Rio de todos os Brasis
Por Eduardo Bomfim, no Vermelho
No dizer de Carlos Lessa o Rio de Janeiro encontra-se no imaginário do brasileiro como a síntese de características e potencialidades nacionais, espaço aberto a todos que lá chegados seriam cariocas, muito mais um estado de espírito que a dependência de naturalidade.
A década de noventa caracterizada pela hegemonia absoluta e a intervenção avassaladora do neoliberalismo no Brasil feriu a face do brasileiro e também deixou a cidade maravilhosa estagnada, com perda de auto-estima.
Apesar das alterações econômicas e políticas atuais a nova ordem mundial continua determinando ideologicamente, culturalmente, as práticas neoliberais através da chamada governança global e da hegemonia midiática internacional.
Mas eis que nesta semana assisti ao incrível documentário "As batidas do Samba" uma reflexão sobre o Rio de Janeiro, o samba, as suas raízes lá do tempo da escravidão, da resistência nas senzalas e como foi desenvolvendo suas maneiras cosmopolitas.
Incorporando, em magistral sincretismo, outras tendências musicais até se transformar em uma das fundamentais manifestações do povo carioca e um verdadeiro itinerário da construção de uma cultura genuinamente popular com os seus mestres guardiões da mais autêntica identidade nacional.
Com os depoimentos de Monarco, Ismael Silva, Wilson das Neves, Marçalzinho, Moacyr Luz, histórias sobre Noel Rosa, Pixinguinha, Donga, Cartola, Bide, mestre Marçal e a beleza plástica dos ritmos, da paisagem do Rio.
Os testemunhos como o de Monarco de que "a força do povo não tem prazo de validade", uma cultura que sobreviveu a inúmeras perseguições, discriminações de toda ordem até se afirmar incontestável em linguagem e estilo de vida.
Atualmente o Rio passa por grandes transformações, "um verdadeiro canteiro de obras" gerando emprego, renda, no curso de dois mega eventos mundiais.

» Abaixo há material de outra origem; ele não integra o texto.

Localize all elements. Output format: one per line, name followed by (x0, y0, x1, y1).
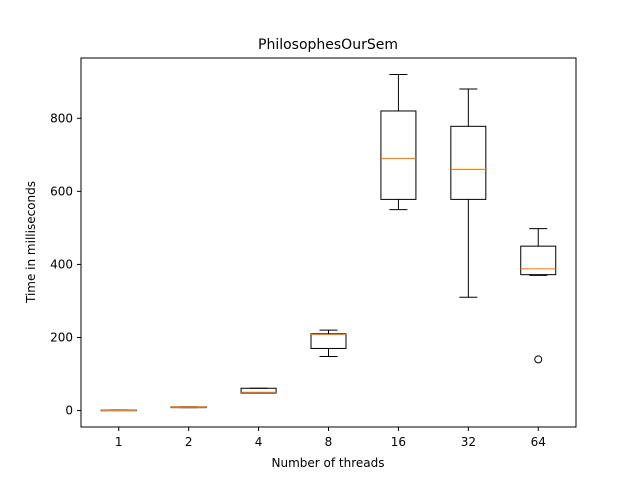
box-group-1 (100, 409, 137, 412)
box-group-2 (170, 406, 207, 409)
y-axis-label: Time in milliseconds (24, 181, 38, 304)
plot-area (100, 73, 557, 412)
x-tick-label: 2 (185, 435, 193, 449)
y-tick-label: 400 (50, 257, 73, 271)
box (520, 245, 557, 276)
box (450, 125, 487, 200)
box (240, 387, 277, 394)
box-group-4 (240, 387, 277, 394)
x-tick-label: 4 (255, 435, 263, 449)
axis-ticks: 0 200 400 600 800 1 2 4 8 16 32 64 (50, 111, 546, 449)
y-tick-label: 800 (50, 111, 73, 125)
box-group-16 (380, 73, 417, 211)
x-tick-label: 16 (391, 435, 406, 449)
box (310, 333, 347, 349)
box (380, 110, 417, 200)
x-tick-label: 1 (115, 435, 123, 449)
x-axis-label: Number of threads (272, 456, 385, 470)
outlier-point (534, 355, 543, 364)
x-tick-label: 8 (325, 435, 333, 449)
x-tick-label: 32 (461, 435, 476, 449)
y-tick-label: 600 (50, 184, 73, 198)
chart-title: PhilosophesOurSem (258, 37, 398, 53)
box-group-32 (450, 88, 487, 298)
y-tick-label: 0 (65, 404, 73, 418)
box-group-8 (310, 329, 347, 357)
y-tick-label: 200 (50, 330, 73, 344)
x-tick-label: 64 (531, 435, 546, 449)
box-group-64 (520, 228, 557, 364)
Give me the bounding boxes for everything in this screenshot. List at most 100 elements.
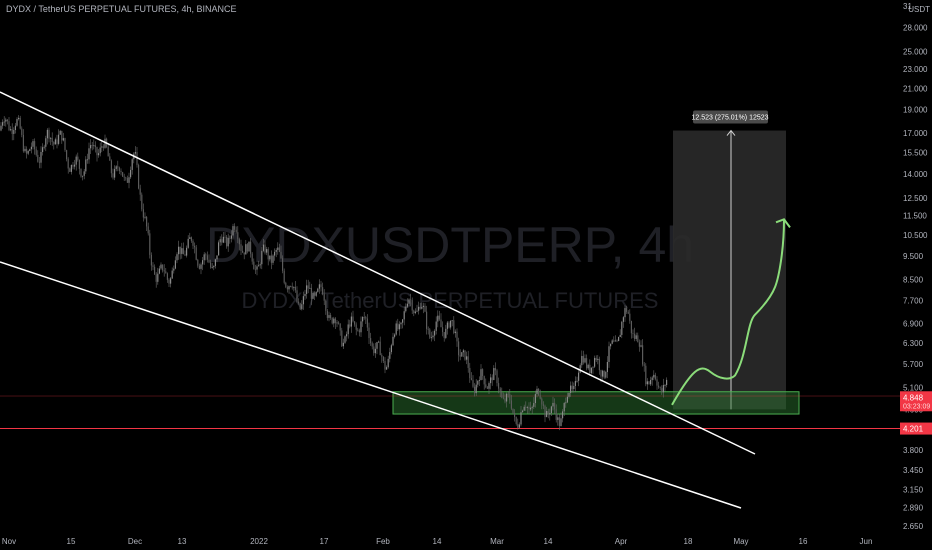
candle: [299, 302, 301, 311]
candle: [334, 317, 336, 329]
candle: [222, 232, 224, 244]
candle: [29, 148, 31, 152]
candle: [371, 341, 373, 350]
candle: [558, 414, 560, 431]
candle: [141, 192, 143, 212]
candle: [184, 250, 186, 256]
candle: [325, 299, 327, 315]
candle: [72, 161, 74, 170]
candle: [662, 378, 664, 398]
candle: [296, 286, 298, 303]
candle: [234, 223, 236, 233]
candle: [48, 127, 50, 143]
candle: [19, 115, 21, 130]
candle: [318, 279, 320, 294]
candle: [338, 321, 340, 325]
candle: [629, 309, 631, 324]
candle: [587, 363, 589, 371]
candle: [634, 327, 636, 342]
candle: [666, 377, 668, 388]
candle: [413, 309, 415, 317]
candle: [658, 381, 660, 389]
candle: [397, 318, 399, 332]
candle: [22, 129, 24, 153]
candle: [488, 381, 490, 394]
candle: [446, 321, 448, 335]
candle: [258, 260, 260, 267]
candle: [402, 319, 404, 329]
candle: [232, 223, 234, 240]
candle: [336, 320, 338, 328]
candle: [654, 372, 656, 381]
y-unit-label: USDT: [908, 5, 930, 14]
candle: [144, 212, 146, 220]
candle: [42, 143, 44, 156]
candle: [13, 127, 15, 141]
candle: [131, 157, 133, 175]
candle: [576, 376, 578, 383]
x-tick-label: Feb: [376, 537, 390, 546]
trendlines-layer: [0, 91, 756, 509]
candle: [301, 300, 303, 311]
candle: [419, 302, 421, 310]
candle: [390, 343, 392, 355]
y-tick-label: 21.000: [903, 84, 928, 93]
candle: [474, 383, 476, 397]
candle: [554, 398, 556, 415]
candle: [426, 305, 428, 335]
candle: [280, 245, 282, 259]
candle: [574, 376, 576, 393]
candle: [424, 303, 426, 313]
candle: [170, 277, 172, 288]
candle: [362, 316, 364, 327]
candle: [429, 327, 431, 340]
x-tick-label: Nov: [2, 537, 16, 546]
candle: [77, 152, 79, 162]
candle: [352, 310, 354, 323]
candle: [310, 283, 312, 306]
candle: [528, 402, 530, 414]
y-tick-label: 2.890: [903, 504, 924, 513]
time-axis[interactable]: Nov 15 Dec 13 2022 17 Feb 14 Mar 14 Apr 18 May 16 Jun: [2, 537, 873, 546]
candle: [139, 184, 141, 201]
candle: [533, 397, 535, 409]
candle: [664, 383, 666, 392]
candle: [464, 350, 466, 361]
candle: [90, 139, 92, 155]
y-tick-label: 2.650: [903, 522, 924, 531]
y-tick-label: 12.500: [903, 194, 928, 203]
candle: [120, 168, 122, 176]
y-tick-label: 6.300: [903, 339, 924, 348]
candle: [186, 245, 188, 258]
candle: [626, 305, 628, 314]
candle: [83, 168, 85, 180]
candle: [54, 137, 56, 145]
candle: [578, 368, 580, 387]
candle: [282, 255, 284, 274]
candle: [454, 329, 456, 338]
candle: [469, 362, 471, 383]
candle: [611, 339, 613, 345]
candle: [582, 350, 584, 365]
candle: [406, 298, 408, 309]
candle: [150, 252, 152, 271]
candle: [238, 237, 240, 251]
candle: [294, 280, 296, 293]
candle: [514, 409, 516, 422]
candle: [502, 392, 504, 400]
candle: [200, 262, 202, 275]
candle: [85, 156, 87, 175]
candle: [547, 408, 549, 419]
candle: [594, 355, 596, 369]
candle: [602, 369, 604, 381]
candle: [251, 252, 253, 265]
x-tick-label: 2022: [250, 537, 268, 546]
candle: [451, 320, 453, 327]
candle: [275, 248, 277, 258]
candle: [182, 242, 184, 255]
candle: [635, 332, 637, 342]
candle: [542, 401, 544, 410]
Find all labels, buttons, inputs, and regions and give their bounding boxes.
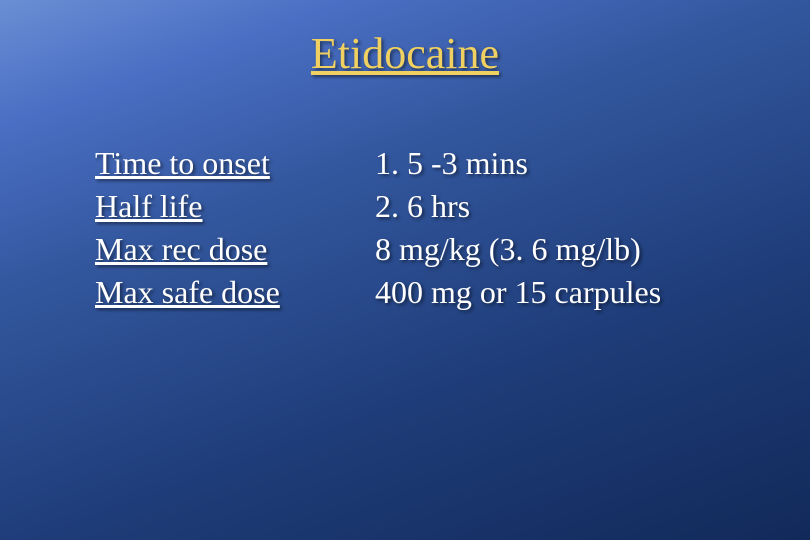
table-row: Half life 2. 6 hrs (95, 188, 750, 225)
slide: Etidocaine Time to onset 1. 5 -3 mins Ha… (0, 0, 810, 540)
row-label: Time to onset (95, 145, 375, 182)
row-value: 8 mg/kg (3. 6 mg/lb) (375, 231, 750, 268)
row-label: Max safe dose (95, 274, 375, 311)
content-table: Time to onset 1. 5 -3 mins Half life 2. … (95, 145, 750, 317)
row-value: 400 mg or 15 carpules (375, 274, 750, 311)
row-value: 1. 5 -3 mins (375, 145, 750, 182)
table-row: Max rec dose 8 mg/kg (3. 6 mg/lb) (95, 231, 750, 268)
table-row: Max safe dose 400 mg or 15 carpules (95, 274, 750, 311)
slide-title: Etidocaine (0, 28, 810, 79)
table-row: Time to onset 1. 5 -3 mins (95, 145, 750, 182)
row-value: 2. 6 hrs (375, 188, 750, 225)
row-label: Half life (95, 188, 375, 225)
row-label: Max rec dose (95, 231, 375, 268)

Mas cercada por decretos, leis, esquemas internacionais de repressão, "controle social" e tantos outros que tendem a enquadrá-la definitivamente em uma cidade da artificiosa globalização.
O preço a pagar por esse tipo de desenvolvimento será o distanciamento desse Rio enfatizado por Carlos Lessa, apartado das suas identidades e raízes populares, uma rara especiaria a ser consumida por uma elite mundial privilegiada. O que vai implicar na continuidade histórica da resistência cultural e política do povo carioca.